Paying for college can be challenging even with grants and scholarships. Although student loans aren’t the most desirable way to cover the costs of higher education, they do come in handy. To decide which loan is best for your needs you should first learn about the basic types of student loans.
Federal Stafford Loans
The Stafford loan program goes through the Federal government. Unlike most student loans, you don’t need a credit check to receive one of these. You simply complete your Free Application for Federal Student Aid and mark that you are interested in student loans. Your college or university will determine if you need this additional financing and, if so, how much.
These loans can be either subsidized or unsubsidized. With the former, no interest is charged on the loan while you attend school at least half-time and for the first six months after you leave school.
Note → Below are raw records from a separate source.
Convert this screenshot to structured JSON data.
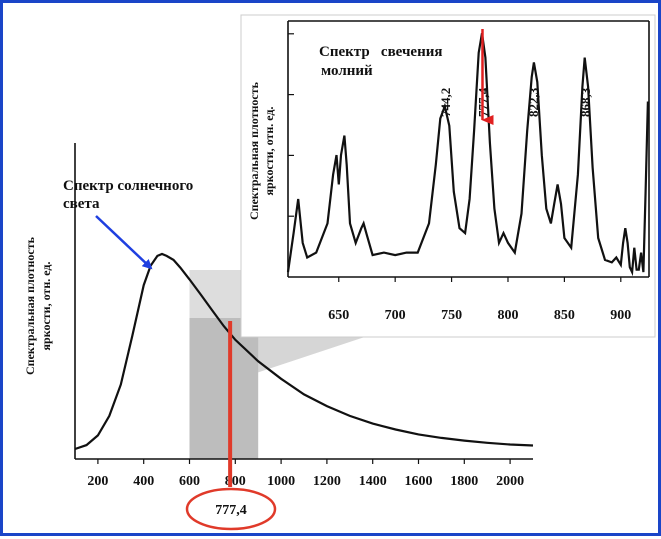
{
  "chart_data": [
    {
      "type": "line",
      "title": "Спектр солнечного света",
      "title_lines": [
        "Спектр солнечного",
        "света"
      ],
      "ylabel_lines": [
        "Спектральная плотность",
        "яркости, отн. ед."
      ],
      "xlabel": "",
      "xlim": [
        100,
        2100
      ],
      "ylim": [
        0,
        1
      ],
      "xticks": [
        200,
        400,
        600,
        800,
        1000,
        1200,
        1400,
        1600,
        1800,
        2000
      ],
      "series": [
        {
          "x": [
            100,
            150,
            200,
            250,
            300,
            350,
            400,
            430,
            460,
            480,
            500,
            530,
            560,
            600,
            650,
            700,
            750,
            800,
            900,
            1000,
            1100,
            1200,
            1300,
            1400,
            1500,
            1600,
            1700,
            1800,
            1900,
            2000,
            2100
          ],
          "values": [
            0.0,
            0.02,
            0.07,
            0.17,
            0.33,
            0.58,
            0.84,
            0.94,
            0.99,
            1.0,
            0.99,
            0.97,
            0.93,
            0.87,
            0.79,
            0.71,
            0.63,
            0.56,
            0.45,
            0.36,
            0.28,
            0.22,
            0.17,
            0.13,
            0.1,
            0.075,
            0.057,
            0.043,
            0.032,
            0.023,
            0.018
          ]
        }
      ],
      "highlight_band": [
        600,
        900
      ],
      "marker": {
        "x": 777.4,
        "label": "777,4"
      },
      "colors": {
        "curve": "#111111",
        "band": "#bdbdbd",
        "marker": "#e03a2a",
        "arrow": "#1f3fe0"
      }
    },
    {
      "type": "line",
      "title_lines": [
        "Спектр   свечения",
        "молний"
      ],
      "ylabel_lines": [
        "Спектральная плотность",
        "яркости, отн. ед."
      ],
      "xlabel": "",
      "xlim": [
        605,
        925
      ],
      "ylim": [
        0,
        1.05
      ],
      "xticks": [
        650,
        700,
        750,
        800,
        850,
        900
      ],
      "peak_labels": [
        "744,2",
        "777,4",
        "822,3",
        "868,3"
      ],
      "peak_positions": [
        744.2,
        777.4,
        822.3,
        868.3
      ],
      "arrow_at": 777.4,
      "series": [
        {
          "x": [
            605,
            610,
            614,
            618,
            622,
            630,
            640,
            645,
            648,
            650,
            652,
            655,
            657,
            660,
            665,
            670,
            672,
            675,
            680,
            690,
            700,
            710,
            720,
            730,
            736,
            740,
            744,
            748,
            752,
            757,
            762,
            766,
            770,
            774,
            777,
            780,
            784,
            788,
            792,
            796,
            800,
            806,
            812,
            817,
            821,
            823,
            826,
            830,
            834,
            838,
            841,
            844,
            847,
            850,
            856,
            862,
            866,
            868,
            871,
            875,
            880,
            886,
            892,
            896,
            900,
            902,
            904,
            906,
            908,
            910,
            912,
            914,
            916,
            918,
            920,
            922,
            924
          ],
          "values": [
            0.02,
            0.18,
            0.32,
            0.14,
            0.08,
            0.1,
            0.22,
            0.42,
            0.5,
            0.38,
            0.5,
            0.58,
            0.46,
            0.22,
            0.14,
            0.2,
            0.22,
            0.17,
            0.09,
            0.1,
            0.09,
            0.1,
            0.1,
            0.22,
            0.46,
            0.65,
            0.7,
            0.62,
            0.35,
            0.2,
            0.18,
            0.32,
            0.6,
            0.92,
            1.0,
            0.9,
            0.55,
            0.28,
            0.14,
            0.18,
            0.14,
            0.1,
            0.26,
            0.6,
            0.82,
            0.88,
            0.8,
            0.5,
            0.28,
            0.22,
            0.3,
            0.38,
            0.3,
            0.16,
            0.12,
            0.42,
            0.78,
            0.9,
            0.78,
            0.45,
            0.16,
            0.07,
            0.06,
            0.08,
            0.05,
            0.14,
            0.2,
            0.14,
            0.04,
            0.02,
            0.12,
            0.03,
            0.03,
            0.1,
            0.02,
            0.35,
            0.72
          ]
        }
      ],
      "colors": {
        "curve": "#111111",
        "arrow": "#e02020"
      }
    }
  ]
}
With the latter, you can either pay the accumulating interest while attending college or have it capitalized (added onto the principal of your loan).
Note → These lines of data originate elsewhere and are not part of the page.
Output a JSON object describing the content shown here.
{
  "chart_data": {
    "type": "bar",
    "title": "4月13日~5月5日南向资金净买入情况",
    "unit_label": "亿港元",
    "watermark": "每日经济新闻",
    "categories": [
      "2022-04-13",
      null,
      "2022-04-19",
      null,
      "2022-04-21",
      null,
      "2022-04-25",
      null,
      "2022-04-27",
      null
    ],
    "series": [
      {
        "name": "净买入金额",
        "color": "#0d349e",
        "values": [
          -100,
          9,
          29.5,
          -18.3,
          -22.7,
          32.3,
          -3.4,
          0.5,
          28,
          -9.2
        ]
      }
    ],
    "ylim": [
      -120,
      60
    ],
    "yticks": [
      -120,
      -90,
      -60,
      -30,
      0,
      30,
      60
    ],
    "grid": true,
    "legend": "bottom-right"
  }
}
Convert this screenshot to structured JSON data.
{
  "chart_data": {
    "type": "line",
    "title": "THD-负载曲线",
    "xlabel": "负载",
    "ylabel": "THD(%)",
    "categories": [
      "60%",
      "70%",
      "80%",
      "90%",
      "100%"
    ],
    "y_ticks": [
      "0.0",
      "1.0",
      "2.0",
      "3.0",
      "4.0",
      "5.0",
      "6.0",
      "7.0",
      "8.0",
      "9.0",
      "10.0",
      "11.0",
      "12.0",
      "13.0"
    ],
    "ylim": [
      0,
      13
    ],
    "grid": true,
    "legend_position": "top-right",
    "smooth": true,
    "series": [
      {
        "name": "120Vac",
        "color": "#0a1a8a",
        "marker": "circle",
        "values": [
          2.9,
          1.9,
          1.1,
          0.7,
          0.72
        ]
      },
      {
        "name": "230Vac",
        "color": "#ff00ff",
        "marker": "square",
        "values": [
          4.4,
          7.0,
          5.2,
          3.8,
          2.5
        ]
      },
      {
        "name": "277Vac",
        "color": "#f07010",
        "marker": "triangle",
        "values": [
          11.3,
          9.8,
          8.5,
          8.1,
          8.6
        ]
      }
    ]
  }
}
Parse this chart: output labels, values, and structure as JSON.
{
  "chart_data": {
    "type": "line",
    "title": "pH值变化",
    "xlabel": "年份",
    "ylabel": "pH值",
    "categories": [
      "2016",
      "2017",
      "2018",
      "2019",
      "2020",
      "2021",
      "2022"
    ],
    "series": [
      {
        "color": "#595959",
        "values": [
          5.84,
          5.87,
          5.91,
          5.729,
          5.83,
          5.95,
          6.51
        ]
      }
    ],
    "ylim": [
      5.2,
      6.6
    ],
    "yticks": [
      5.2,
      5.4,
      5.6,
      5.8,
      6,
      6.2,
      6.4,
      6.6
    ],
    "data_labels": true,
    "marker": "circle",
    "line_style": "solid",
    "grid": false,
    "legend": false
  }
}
Interest rates are capped at 4.5% (if you received your first loan payout between July 1, 2010 and June 30, 2011) or at 3.4% for students getting their first loan payout after June 30, 2011. You don’t have to start repaying these loans until you leave school or drop below half-time enrollment for six months.
Both undergraduate and graduate students can apply for these basic types of student loans.
PLUS Loans
The PLUS program also goes through the Federal government. In this case, only the parents of undergraduate students or graduate students can apply for the loans. You do need to have a decent credit history to qualify for the loans. Interest rates for these loans are capped at just below 8% and if you served in the military you may be eligible for a lower interest rate of 6%.
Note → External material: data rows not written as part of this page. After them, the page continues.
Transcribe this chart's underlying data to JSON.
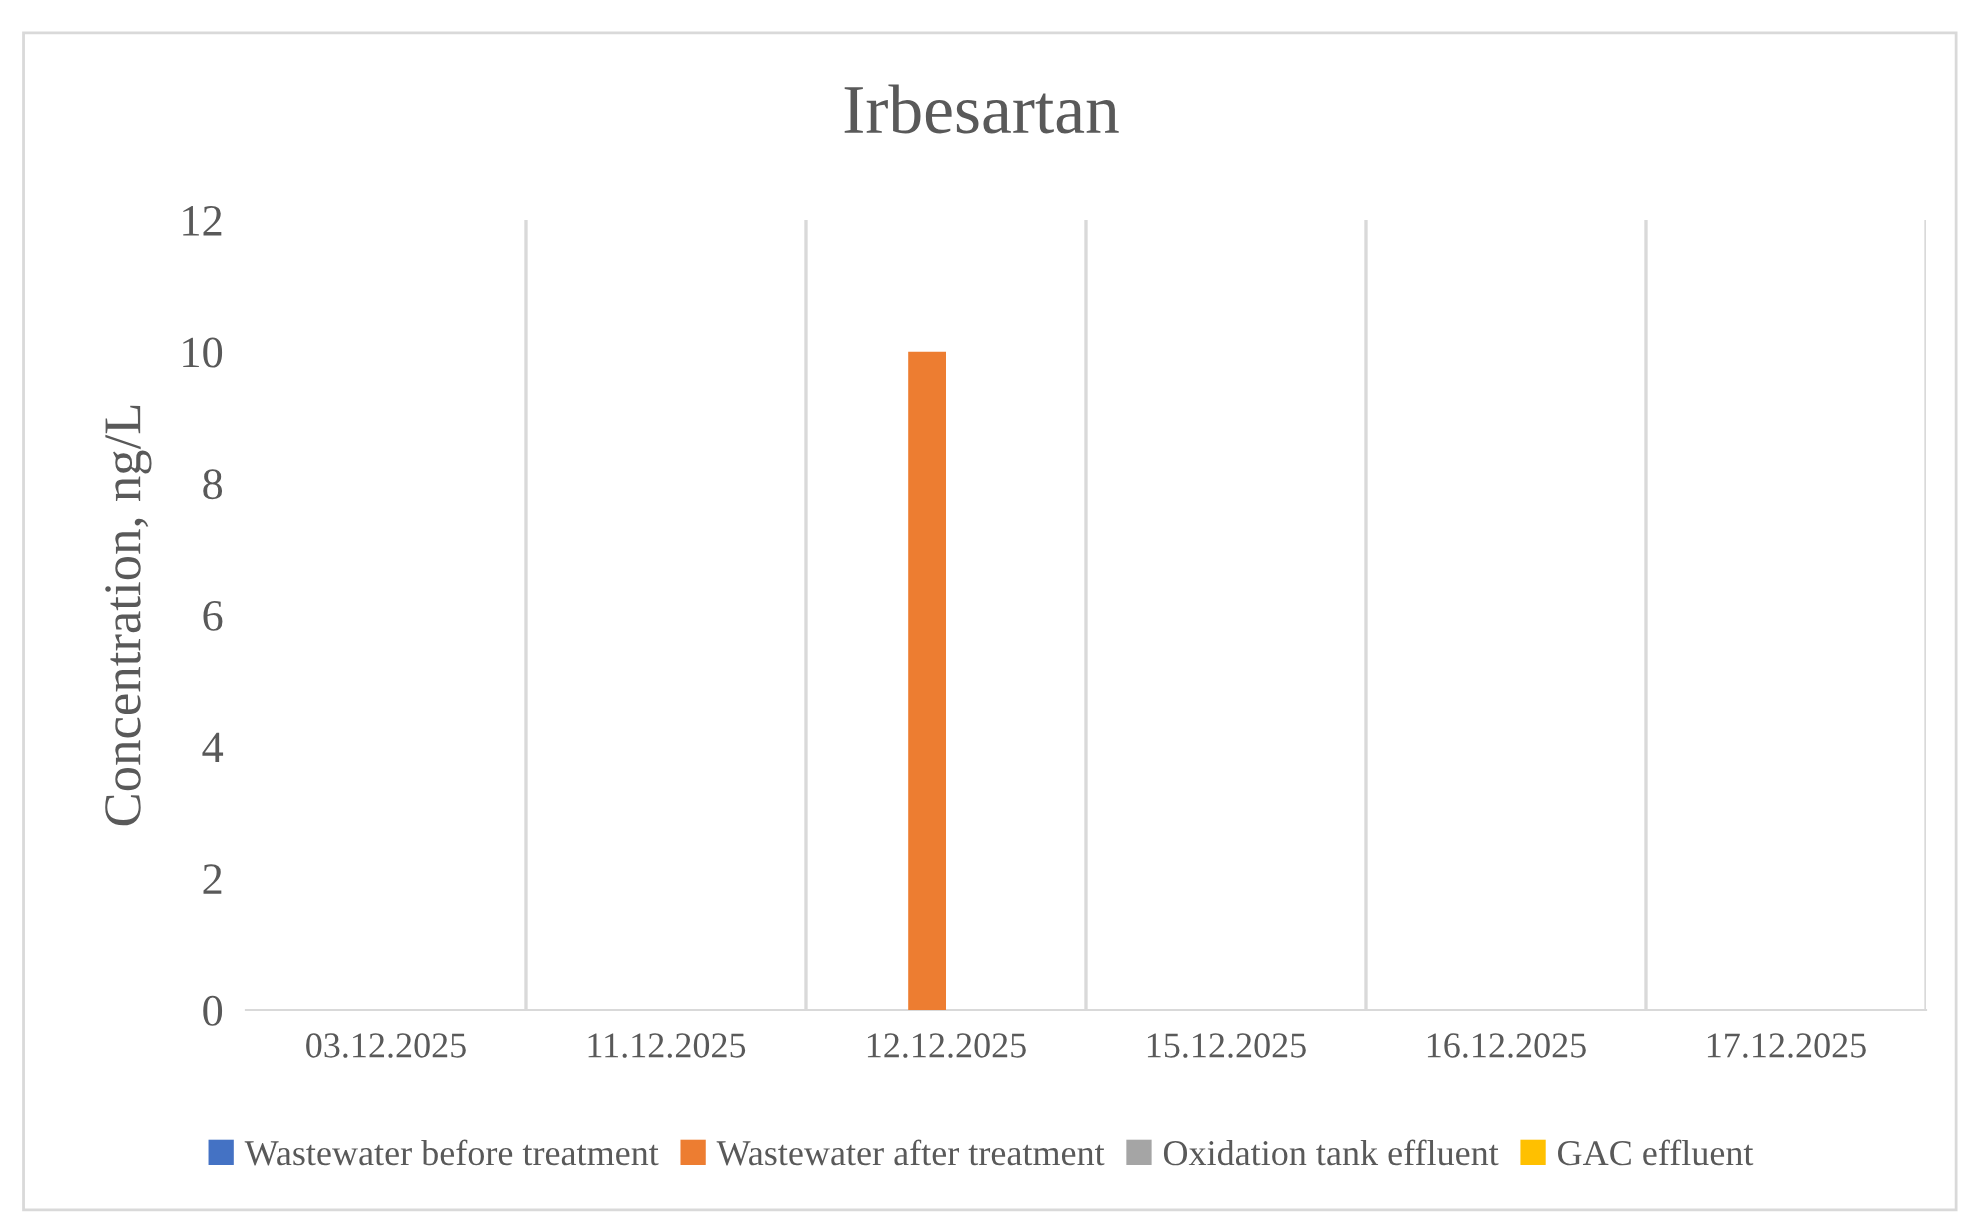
{
  "chart_data": {
    "type": "bar",
    "title": "Irbesartan",
    "ylabel": "Concentration, ng/L",
    "categories": [
      "03.12.2025",
      "11.12.2025",
      "12.12.2025",
      "15.12.2025",
      "16.12.2025",
      "17.12.2025"
    ],
    "series": [
      {
        "name": "Wastewater before treatment",
        "color": "#4472c4",
        "values": [
          null,
          null,
          null,
          null,
          null,
          null
        ]
      },
      {
        "name": "Wastewater after treatment",
        "color": "#ed7d31",
        "values": [
          null,
          null,
          10,
          null,
          null,
          null
        ]
      },
      {
        "name": "Oxidation tank effluent",
        "color": "#a5a5a5",
        "values": [
          null,
          null,
          null,
          null,
          null,
          null
        ]
      },
      {
        "name": "GAC effluent",
        "color": "#ffc000",
        "values": [
          null,
          null,
          null,
          null,
          null,
          null
        ]
      }
    ],
    "ylim": [
      0,
      12
    ],
    "yticks": [
      0,
      2,
      4,
      6,
      8,
      10,
      12
    ],
    "grid": "x",
    "legend": "bottom"
  }
}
With these basic types of student loans, you begin repaying the loan after the last disbursement is made or you do have the option of postponing repayment as long as the student is enrolled half-time.
Federal Perkins Loans
These loans are not available to all students. They are intended to help students with financial hardships that need extra financing to cover their costs of attendance. Although the program is funded by the Federal government, your college actually lends you the money and is the one who is repaid. Interest rates are capped at 5% and the maximum borrowing amount is $5,000 per year for undergraduates or $8,000 per year for graduate students. The financial aid office at your school determines whether or not you are eligible for this loan and, if so, how much you need to borrow through the program.
Private Loans
The final basic types of student loans are private loans. These are available from banks and other financial institutions. You need to have good credit to get them. The interest rates on these loans vary so you want to shop around to find the best deal possible. Just as with the federal loans, you do have a grace period for repayment once you leave school but you may not be eligible for different repayment plans and you may end up paying higher interest rates. However, they can be a good last resort for funding your education.